Awards
- Honorary Degree - 1989
- D.S.
- Doctor of Science
- Commencement
- Indianapolis, Indiana
- Presenter: Thomas Ehrlich
Mieczyslaw Makosza has earned an international reputation for his contributions in chemistry. The originality of his work ranks him as one of the leading organic chemists of his generation. In particular, his pioneering research on phase transfer catalysis established him as a "founding father" of this important field. His discoveries have led to significant new directions for industrial and pharmaceutical chemistry. The technique he developed for phase transfer catalysis has the practical value of simplicity, enabling chemical transformations of value in organic synthesis to be carried out without specialized apparatus and expensive reagents. More recently, he has turned his research attention to the field of nucleophilic aromatic substitution processes, where his work promises to provide further important theoretical and practical contributions to synthetic and mechanistic organic chemistry.

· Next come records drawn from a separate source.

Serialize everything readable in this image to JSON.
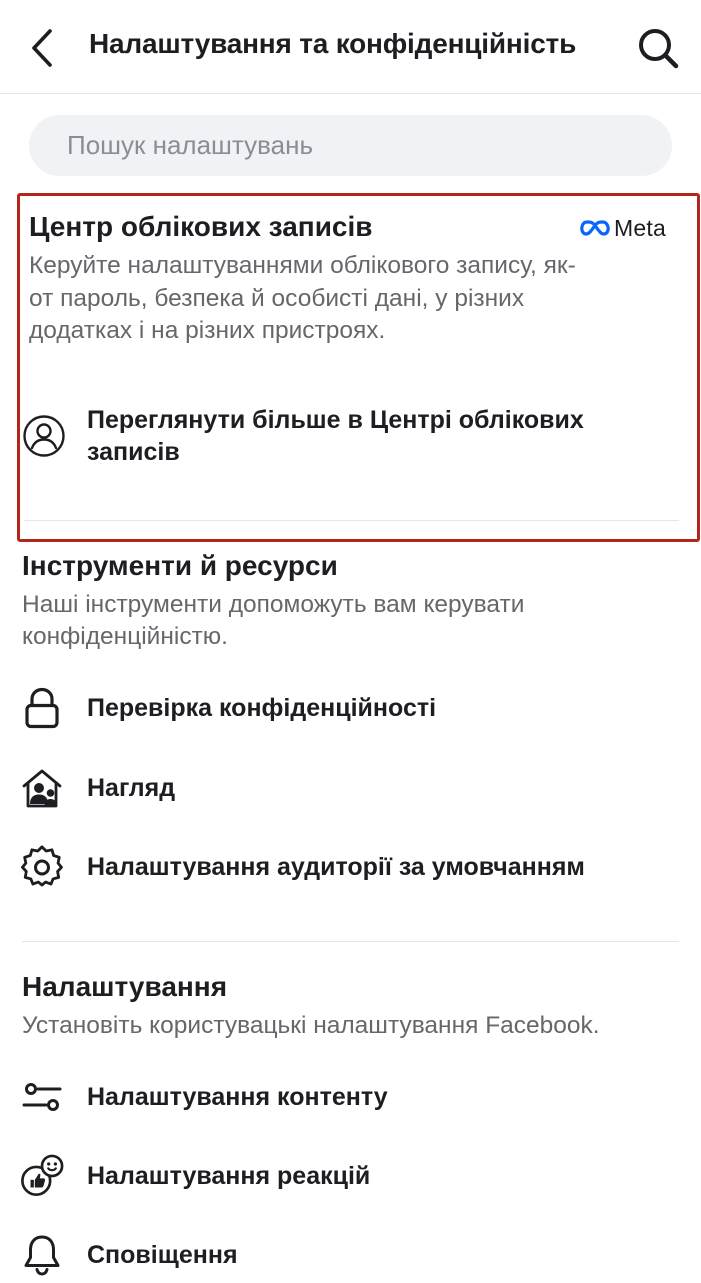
{
  "header": {
    "title": "Налаштування та конфіденційність"
  },
  "search": {
    "placeholder": "Пошук налаштувань"
  },
  "accounts_center": {
    "title": "Центр облікових записів",
    "brand": "Meta",
    "description": "Керуйте налаштуваннями облікового запису, як-от пароль, безпека й особисті дані, у різних додатках і на різних пристроях.",
    "link_label": "Переглянути більше в Центрі облікових записів",
    "highlight_color": "#b2261b"
  },
  "tools_section": {
    "title": "Інструменти й ресурси",
    "description": "Наші інструменти допоможуть вам керувати конфіденційністю.",
    "items": [
      {
        "label": "Перевірка конфіденційності",
        "icon": "lock-icon"
      },
      {
        "label": "Нагляд",
        "icon": "supervision-home-icon"
      },
      {
        "label": "Налаштування аудиторії за умовчанням",
        "icon": "gear-icon"
      }
    ]
  },
  "settings_section": {
    "title": "Налаштування",
    "description": "Установіть користувацькі налаштування Facebook.",
    "items": [
      {
        "label": "Налаштування контенту",
        "icon": "sliders-icon"
      },
      {
        "label": "Налаштування реакцій",
        "icon": "reactions-icon"
      },
      {
        "label": "Сповіщення",
        "icon": "bell-icon"
      }
    ]
  },
  "colors": {
    "text_primary": "#1c1e21",
    "text_secondary": "#65676b",
    "search_bg": "#f0f2f5",
    "meta_blue": "#0866ff"
  }
}
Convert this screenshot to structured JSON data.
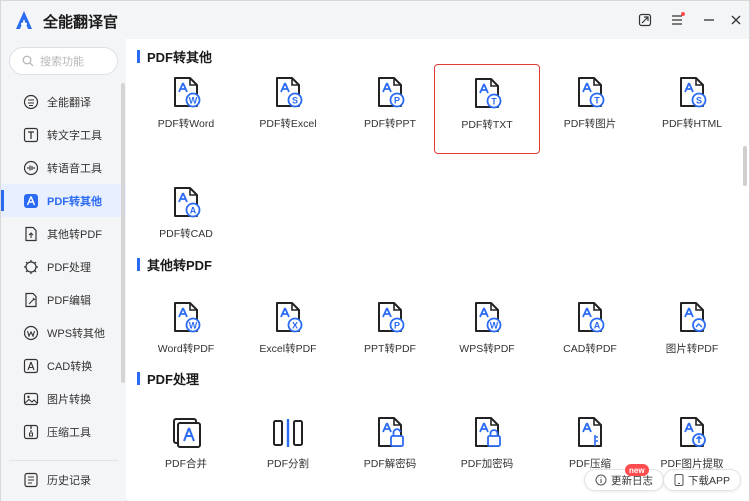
{
  "app": {
    "title": "全能翻译官"
  },
  "titlebar": {
    "icons": [
      "minimize-to-tray-icon",
      "menu-icon",
      "minimize-icon",
      "close-icon"
    ]
  },
  "sidebar": {
    "search_placeholder": "搜索功能",
    "items": [
      {
        "label": "全能翻译",
        "icon": "translate-icon"
      },
      {
        "label": "转文字工具",
        "icon": "text-icon"
      },
      {
        "label": "转语音工具",
        "icon": "audio-icon"
      },
      {
        "label": "PDF转其他",
        "icon": "pdf-icon",
        "active": true
      },
      {
        "label": "其他转PDF",
        "icon": "file-convert-icon"
      },
      {
        "label": "PDF处理",
        "icon": "pdf-process-icon"
      },
      {
        "label": "PDF编辑",
        "icon": "edit-icon"
      },
      {
        "label": "WPS转其他",
        "icon": "wps-icon"
      },
      {
        "label": "CAD转换",
        "icon": "cad-icon"
      },
      {
        "label": "图片转换",
        "icon": "image-icon"
      },
      {
        "label": "压缩工具",
        "icon": "compress-icon"
      }
    ],
    "history_label": "历史记录"
  },
  "main": {
    "sections": [
      {
        "title": "PDF转其他",
        "tiles": [
          {
            "label": "PDF转Word",
            "badge": "W"
          },
          {
            "label": "PDF转Excel",
            "badge": "S"
          },
          {
            "label": "PDF转PPT",
            "badge": "P"
          },
          {
            "label": "PDF转TXT",
            "badge": "T",
            "selected": true
          },
          {
            "label": "PDF转图片",
            "badge": "T"
          },
          {
            "label": "PDF转HTML",
            "badge": "S"
          },
          {
            "label": "PDF转CAD",
            "badge": "A"
          }
        ]
      },
      {
        "title": "其他转PDF",
        "tiles": [
          {
            "label": "Word转PDF",
            "badge": "W"
          },
          {
            "label": "Excel转PDF",
            "badge": "X"
          },
          {
            "label": "PPT转PDF",
            "badge": "P"
          },
          {
            "label": "WPS转PDF",
            "badge": "W"
          },
          {
            "label": "CAD转PDF",
            "badge": "A"
          },
          {
            "label": "图片转PDF",
            "badge": "img"
          }
        ]
      },
      {
        "title": "PDF处理",
        "tiles": [
          {
            "label": "PDF合并",
            "badge": "merge"
          },
          {
            "label": "PDF分割",
            "badge": "split"
          },
          {
            "label": "PDF解密码",
            "badge": "unlock"
          },
          {
            "label": "PDF加密码",
            "badge": "lock"
          },
          {
            "label": "PDF压缩",
            "badge": "zip"
          },
          {
            "label": "PDF图片提取",
            "badge": "extract"
          }
        ]
      }
    ],
    "update_log": {
      "label": "更新日志",
      "badge": "new"
    },
    "download_app": {
      "label": "下载APP"
    }
  },
  "colors": {
    "accent": "#2b6bf3",
    "selected_border": "#e23b36",
    "badge_red": "#ff4d4f"
  }
}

Dr. Makosza was born at Cieszewla, Poland. He received the B.S. from the University of Rostow, U.S.S.R., in 1955, and the M.Sc. from the University of Leningrad the following year. He continued his graduate work at Technical University in Warsaw, where he was awarded the Ph.D. in 1963 and the D.Sc. in 1967. He spent 1971 as a postdoctoral fellow with G. A. Russell at Iowa State University. Dr. Makosza began his academic career as a teaching assistant at Technical University in 1956. In 1963 he became docent in chemistry and was appointed professor of chemistry in 1967. Since 1979 he has served as director of the Institute of Organic Chemistry of the Polish Academy of Sciences and in 1986 was elected a corresponding member of the academy.
Among other honors, he was awarded the Kostanecki Medal in 1979, the A. Junykowski Foundation Award in 1987, and the State Prize, First Degree, in 1988. Dr. Makosza's work has directly benefited the research programs of virtually every major synthetic organic chemist around the world. In addition to a book on organic synthesis, his extensive published work includes 170 primary publications in international journals, and 20 review articles and monograph chapters. He is a frequently invited lecturer at international conferences and symposia and served as visiting professor of chemistry at Indiana University-Purdue University at Indianapolis in 1988-1989.
An outstanding and creative investigator, Dr. Makosza has made elegant, innovative contributions that illustrate the application of the theory of physical organic chemistry to practical and synthetic processes. He is an equally outstanding teacher, who inspires in his students a zest for chemistry and for knowledge and reason.